RE: [PATCH v3 1/1] vfio/nvgrace-gpu: Add Blackwell-Next GPU readiness check via CXL DVSEC

From: Tian, Kevin

Date: Fri Apr 17 2026 - 03:16:36 EST


> From: Ankit Agrawal <ankita@xxxxxxxxxx>
> Sent: Thursday, April 16, 2026 9:45 AM
>
> +
> +static int nvgrace_gpu_wait_device_ready_cxl(struct
> nvgrace_gpu_pci_core_device *nvdev)
> +{
> + struct pci_dev *pdev = nvdev->core_device.pdev;
> + int cxl_dvsec = nvdev->cxl_dvsec;
> + unsigned long mem_info_valid_deadline;
> + unsigned long timeout;
> + u32 dvsec_memory_status;
> + u8 mem_active_timeout;
> +
> + pci_read_config_dword(pdev, cxl_dvsec +
> PCI_DVSEC_CXL_RANGE_SIZE_LOW(0),
> + &dvsec_memory_status);
> +
> + if (cxl_dvsec_mem_is_active(dvsec_memory_status))
> + return 0;
> +
> + mem_active_timeout =
> FIELD_GET(PCI_DVSEC_CXL_MEM_ACTIVE_TIMEOUT,
> + dvsec_memory_status);

Sashiko pointed out that " the Memory_Active_Timeout field is
only valid when the Memory_Info_Valid bit is set ". If it's true
then blindly reading it here is incorrect.

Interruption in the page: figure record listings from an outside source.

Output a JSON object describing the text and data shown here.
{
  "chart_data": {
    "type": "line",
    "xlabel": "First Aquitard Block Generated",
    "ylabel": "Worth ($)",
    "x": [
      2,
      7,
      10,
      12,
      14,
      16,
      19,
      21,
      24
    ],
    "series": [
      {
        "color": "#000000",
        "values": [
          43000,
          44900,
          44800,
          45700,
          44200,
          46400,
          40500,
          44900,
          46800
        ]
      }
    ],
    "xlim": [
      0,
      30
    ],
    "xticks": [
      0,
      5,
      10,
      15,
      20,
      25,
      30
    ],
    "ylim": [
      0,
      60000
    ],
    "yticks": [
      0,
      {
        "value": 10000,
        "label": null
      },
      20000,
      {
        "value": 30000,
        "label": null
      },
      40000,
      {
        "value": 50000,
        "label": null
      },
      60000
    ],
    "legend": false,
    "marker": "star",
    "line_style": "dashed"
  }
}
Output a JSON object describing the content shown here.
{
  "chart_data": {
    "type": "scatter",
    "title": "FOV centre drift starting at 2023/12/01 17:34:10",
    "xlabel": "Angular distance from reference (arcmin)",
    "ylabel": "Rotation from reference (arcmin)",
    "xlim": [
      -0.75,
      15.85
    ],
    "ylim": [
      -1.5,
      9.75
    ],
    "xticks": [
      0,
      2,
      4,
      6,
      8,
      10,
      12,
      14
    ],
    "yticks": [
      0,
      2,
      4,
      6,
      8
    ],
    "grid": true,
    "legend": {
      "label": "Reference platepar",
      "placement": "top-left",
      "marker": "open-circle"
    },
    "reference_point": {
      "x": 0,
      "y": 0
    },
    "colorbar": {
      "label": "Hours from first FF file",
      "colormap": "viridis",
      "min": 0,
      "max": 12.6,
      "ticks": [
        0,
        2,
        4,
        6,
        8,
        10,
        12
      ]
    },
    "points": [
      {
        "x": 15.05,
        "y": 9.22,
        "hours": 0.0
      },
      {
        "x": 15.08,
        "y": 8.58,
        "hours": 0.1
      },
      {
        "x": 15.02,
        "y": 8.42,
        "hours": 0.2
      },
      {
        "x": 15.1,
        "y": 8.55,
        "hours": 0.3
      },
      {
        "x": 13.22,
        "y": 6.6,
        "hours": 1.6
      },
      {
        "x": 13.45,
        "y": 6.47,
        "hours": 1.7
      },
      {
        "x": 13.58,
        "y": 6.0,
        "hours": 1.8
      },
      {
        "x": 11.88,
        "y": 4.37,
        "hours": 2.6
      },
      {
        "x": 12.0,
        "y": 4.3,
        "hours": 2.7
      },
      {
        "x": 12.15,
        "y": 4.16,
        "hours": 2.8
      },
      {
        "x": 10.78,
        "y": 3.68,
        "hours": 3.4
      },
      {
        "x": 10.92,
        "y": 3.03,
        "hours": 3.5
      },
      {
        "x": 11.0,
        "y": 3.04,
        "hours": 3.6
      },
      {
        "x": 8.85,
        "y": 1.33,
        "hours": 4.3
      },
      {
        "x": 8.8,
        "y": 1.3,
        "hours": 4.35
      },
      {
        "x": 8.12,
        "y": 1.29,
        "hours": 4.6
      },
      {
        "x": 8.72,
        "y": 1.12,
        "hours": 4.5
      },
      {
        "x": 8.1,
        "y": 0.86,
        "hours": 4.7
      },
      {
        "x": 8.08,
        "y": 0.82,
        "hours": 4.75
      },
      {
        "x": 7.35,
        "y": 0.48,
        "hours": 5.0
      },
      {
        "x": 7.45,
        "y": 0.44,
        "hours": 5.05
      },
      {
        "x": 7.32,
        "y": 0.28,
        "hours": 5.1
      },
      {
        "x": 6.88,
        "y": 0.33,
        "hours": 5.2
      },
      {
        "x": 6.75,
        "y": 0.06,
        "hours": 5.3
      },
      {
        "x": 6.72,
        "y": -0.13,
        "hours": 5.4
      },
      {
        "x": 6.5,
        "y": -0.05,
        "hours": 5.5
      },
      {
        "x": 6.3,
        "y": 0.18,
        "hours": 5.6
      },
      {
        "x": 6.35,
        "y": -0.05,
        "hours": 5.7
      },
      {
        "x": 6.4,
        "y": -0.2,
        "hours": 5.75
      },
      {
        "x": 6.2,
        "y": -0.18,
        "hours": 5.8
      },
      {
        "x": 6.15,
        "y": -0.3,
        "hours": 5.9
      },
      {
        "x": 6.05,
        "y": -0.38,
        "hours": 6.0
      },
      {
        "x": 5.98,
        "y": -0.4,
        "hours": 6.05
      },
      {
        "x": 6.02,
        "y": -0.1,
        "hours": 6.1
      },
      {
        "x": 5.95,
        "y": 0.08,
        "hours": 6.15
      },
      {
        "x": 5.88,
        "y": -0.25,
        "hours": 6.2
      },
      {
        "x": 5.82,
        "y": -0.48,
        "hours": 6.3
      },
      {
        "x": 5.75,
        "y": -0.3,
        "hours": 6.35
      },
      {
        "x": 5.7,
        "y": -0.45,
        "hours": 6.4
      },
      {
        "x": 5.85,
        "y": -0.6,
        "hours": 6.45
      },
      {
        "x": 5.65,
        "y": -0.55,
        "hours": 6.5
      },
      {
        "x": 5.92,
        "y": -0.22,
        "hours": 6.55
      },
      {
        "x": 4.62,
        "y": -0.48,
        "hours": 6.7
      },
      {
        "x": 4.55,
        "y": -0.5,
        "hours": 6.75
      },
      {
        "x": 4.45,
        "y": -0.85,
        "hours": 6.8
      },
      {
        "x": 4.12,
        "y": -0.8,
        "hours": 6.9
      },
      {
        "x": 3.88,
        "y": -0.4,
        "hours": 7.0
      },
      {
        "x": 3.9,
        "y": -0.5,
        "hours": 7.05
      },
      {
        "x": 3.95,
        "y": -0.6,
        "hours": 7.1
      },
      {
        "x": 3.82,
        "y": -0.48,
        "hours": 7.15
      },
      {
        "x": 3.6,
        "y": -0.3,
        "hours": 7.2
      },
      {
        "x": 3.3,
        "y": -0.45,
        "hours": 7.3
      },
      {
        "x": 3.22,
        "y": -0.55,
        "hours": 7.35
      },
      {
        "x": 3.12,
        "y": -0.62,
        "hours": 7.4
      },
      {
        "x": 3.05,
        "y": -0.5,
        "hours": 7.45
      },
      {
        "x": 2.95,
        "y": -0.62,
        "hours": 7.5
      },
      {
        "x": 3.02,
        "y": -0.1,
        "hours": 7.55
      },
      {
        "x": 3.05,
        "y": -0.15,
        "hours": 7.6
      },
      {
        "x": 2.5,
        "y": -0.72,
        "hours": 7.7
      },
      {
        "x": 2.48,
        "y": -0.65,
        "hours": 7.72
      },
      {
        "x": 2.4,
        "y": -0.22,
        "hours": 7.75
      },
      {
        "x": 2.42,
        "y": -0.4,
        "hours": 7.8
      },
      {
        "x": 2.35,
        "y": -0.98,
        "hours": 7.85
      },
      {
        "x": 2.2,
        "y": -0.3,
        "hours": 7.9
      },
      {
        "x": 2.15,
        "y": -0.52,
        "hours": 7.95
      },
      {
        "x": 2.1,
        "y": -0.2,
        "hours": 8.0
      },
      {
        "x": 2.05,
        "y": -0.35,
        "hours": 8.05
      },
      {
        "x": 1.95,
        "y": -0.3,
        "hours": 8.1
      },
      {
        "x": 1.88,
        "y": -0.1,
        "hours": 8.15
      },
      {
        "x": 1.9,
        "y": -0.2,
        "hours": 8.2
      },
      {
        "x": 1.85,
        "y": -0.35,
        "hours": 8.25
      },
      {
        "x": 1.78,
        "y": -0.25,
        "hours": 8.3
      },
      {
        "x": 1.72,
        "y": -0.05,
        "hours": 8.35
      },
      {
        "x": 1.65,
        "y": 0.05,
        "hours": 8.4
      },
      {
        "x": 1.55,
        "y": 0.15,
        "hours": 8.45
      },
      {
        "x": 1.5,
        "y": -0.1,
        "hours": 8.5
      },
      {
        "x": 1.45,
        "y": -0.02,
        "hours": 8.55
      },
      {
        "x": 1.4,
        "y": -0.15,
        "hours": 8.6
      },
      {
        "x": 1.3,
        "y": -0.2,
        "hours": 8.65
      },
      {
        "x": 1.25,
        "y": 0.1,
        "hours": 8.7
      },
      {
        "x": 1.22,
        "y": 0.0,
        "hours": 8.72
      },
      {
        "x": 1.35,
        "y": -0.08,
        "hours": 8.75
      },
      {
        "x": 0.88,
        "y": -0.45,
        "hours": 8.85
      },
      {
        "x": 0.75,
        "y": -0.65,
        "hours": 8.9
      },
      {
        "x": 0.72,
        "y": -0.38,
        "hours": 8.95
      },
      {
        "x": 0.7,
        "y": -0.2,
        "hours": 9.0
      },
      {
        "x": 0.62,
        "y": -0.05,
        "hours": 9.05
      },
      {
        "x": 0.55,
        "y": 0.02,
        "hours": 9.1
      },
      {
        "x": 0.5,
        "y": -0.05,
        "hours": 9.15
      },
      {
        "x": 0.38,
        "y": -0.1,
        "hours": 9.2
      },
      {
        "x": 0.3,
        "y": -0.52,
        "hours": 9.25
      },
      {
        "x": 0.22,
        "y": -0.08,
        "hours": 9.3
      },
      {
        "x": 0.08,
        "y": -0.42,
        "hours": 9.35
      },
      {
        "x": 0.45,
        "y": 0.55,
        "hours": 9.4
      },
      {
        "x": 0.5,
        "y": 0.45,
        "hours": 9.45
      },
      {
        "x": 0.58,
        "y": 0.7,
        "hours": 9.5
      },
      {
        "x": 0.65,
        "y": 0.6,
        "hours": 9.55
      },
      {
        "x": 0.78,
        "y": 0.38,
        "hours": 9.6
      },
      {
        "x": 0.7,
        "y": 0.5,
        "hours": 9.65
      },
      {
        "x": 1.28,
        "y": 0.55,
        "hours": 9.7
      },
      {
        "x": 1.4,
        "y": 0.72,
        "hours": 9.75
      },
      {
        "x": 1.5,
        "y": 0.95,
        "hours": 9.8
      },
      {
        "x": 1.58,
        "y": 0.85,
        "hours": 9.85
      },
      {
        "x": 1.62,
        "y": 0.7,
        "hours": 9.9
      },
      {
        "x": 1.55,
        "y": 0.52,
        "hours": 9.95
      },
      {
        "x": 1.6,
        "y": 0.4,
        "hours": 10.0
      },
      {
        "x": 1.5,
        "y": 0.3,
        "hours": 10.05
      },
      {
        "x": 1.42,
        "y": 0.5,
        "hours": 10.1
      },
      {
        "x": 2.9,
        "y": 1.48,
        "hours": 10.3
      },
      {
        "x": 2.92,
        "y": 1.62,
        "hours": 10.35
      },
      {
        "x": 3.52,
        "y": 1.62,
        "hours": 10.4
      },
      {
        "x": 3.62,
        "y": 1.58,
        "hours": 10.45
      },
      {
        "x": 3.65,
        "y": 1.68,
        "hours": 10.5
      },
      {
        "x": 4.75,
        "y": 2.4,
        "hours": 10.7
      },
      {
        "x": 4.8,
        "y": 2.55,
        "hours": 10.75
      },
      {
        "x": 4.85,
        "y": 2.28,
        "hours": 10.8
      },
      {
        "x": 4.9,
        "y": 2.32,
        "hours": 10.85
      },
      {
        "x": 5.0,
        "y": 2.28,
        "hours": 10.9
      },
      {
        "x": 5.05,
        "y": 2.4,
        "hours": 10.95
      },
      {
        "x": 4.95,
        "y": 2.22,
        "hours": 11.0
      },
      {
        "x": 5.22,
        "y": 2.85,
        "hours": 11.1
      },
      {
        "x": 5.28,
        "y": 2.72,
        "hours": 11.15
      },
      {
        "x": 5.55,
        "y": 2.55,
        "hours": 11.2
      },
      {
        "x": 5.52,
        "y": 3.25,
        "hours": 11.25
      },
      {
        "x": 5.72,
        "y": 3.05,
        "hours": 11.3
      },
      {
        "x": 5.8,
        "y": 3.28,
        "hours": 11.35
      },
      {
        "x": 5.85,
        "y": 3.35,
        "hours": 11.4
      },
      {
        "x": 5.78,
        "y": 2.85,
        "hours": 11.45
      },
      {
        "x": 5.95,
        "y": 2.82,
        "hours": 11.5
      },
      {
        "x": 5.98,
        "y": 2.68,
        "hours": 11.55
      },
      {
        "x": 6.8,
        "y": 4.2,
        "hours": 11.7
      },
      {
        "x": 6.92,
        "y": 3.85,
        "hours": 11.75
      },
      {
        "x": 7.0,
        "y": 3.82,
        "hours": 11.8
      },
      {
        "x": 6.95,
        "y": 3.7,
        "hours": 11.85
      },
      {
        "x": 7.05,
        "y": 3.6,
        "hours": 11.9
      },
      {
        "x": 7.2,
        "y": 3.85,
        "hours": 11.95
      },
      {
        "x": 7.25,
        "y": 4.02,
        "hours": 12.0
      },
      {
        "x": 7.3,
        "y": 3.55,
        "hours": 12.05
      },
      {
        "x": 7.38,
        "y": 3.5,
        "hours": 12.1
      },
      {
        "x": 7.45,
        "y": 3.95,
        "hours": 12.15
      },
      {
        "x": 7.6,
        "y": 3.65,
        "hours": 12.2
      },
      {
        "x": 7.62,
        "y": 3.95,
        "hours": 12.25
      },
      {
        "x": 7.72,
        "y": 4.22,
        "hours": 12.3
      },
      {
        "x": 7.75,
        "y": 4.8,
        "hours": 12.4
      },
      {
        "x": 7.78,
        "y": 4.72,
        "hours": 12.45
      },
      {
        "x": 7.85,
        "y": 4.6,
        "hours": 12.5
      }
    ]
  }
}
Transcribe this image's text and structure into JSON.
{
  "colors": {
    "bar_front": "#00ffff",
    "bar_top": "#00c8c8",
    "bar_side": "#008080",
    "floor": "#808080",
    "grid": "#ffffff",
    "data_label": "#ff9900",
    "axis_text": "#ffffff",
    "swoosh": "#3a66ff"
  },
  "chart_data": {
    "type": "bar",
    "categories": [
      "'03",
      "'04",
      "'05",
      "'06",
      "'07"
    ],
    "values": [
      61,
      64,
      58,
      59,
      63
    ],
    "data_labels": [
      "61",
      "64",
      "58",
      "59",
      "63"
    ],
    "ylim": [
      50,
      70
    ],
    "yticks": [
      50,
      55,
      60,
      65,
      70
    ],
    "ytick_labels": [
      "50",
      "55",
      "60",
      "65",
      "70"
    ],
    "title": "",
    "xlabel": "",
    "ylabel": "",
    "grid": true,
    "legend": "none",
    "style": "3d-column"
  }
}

https://sashiko.dev/#/patchset/20260416014504.63067-1-ankita%40nvidia.com

> @@ -1146,11 +1218,16 @@ static bool
> nvgrace_gpu_has_mig_hw_bug(struct pci_dev *pdev)
> * Ensure that the BAR0 region is enabled before accessing the
> * registers.
> */
> -static int nvgrace_gpu_probe_check_device_ready(struct pci_dev *pdev)
> +static int nvgrace_gpu_probe_check_device_ready(struct
> nvgrace_gpu_pci_core_device *nvdev)

the comment above should be updated too.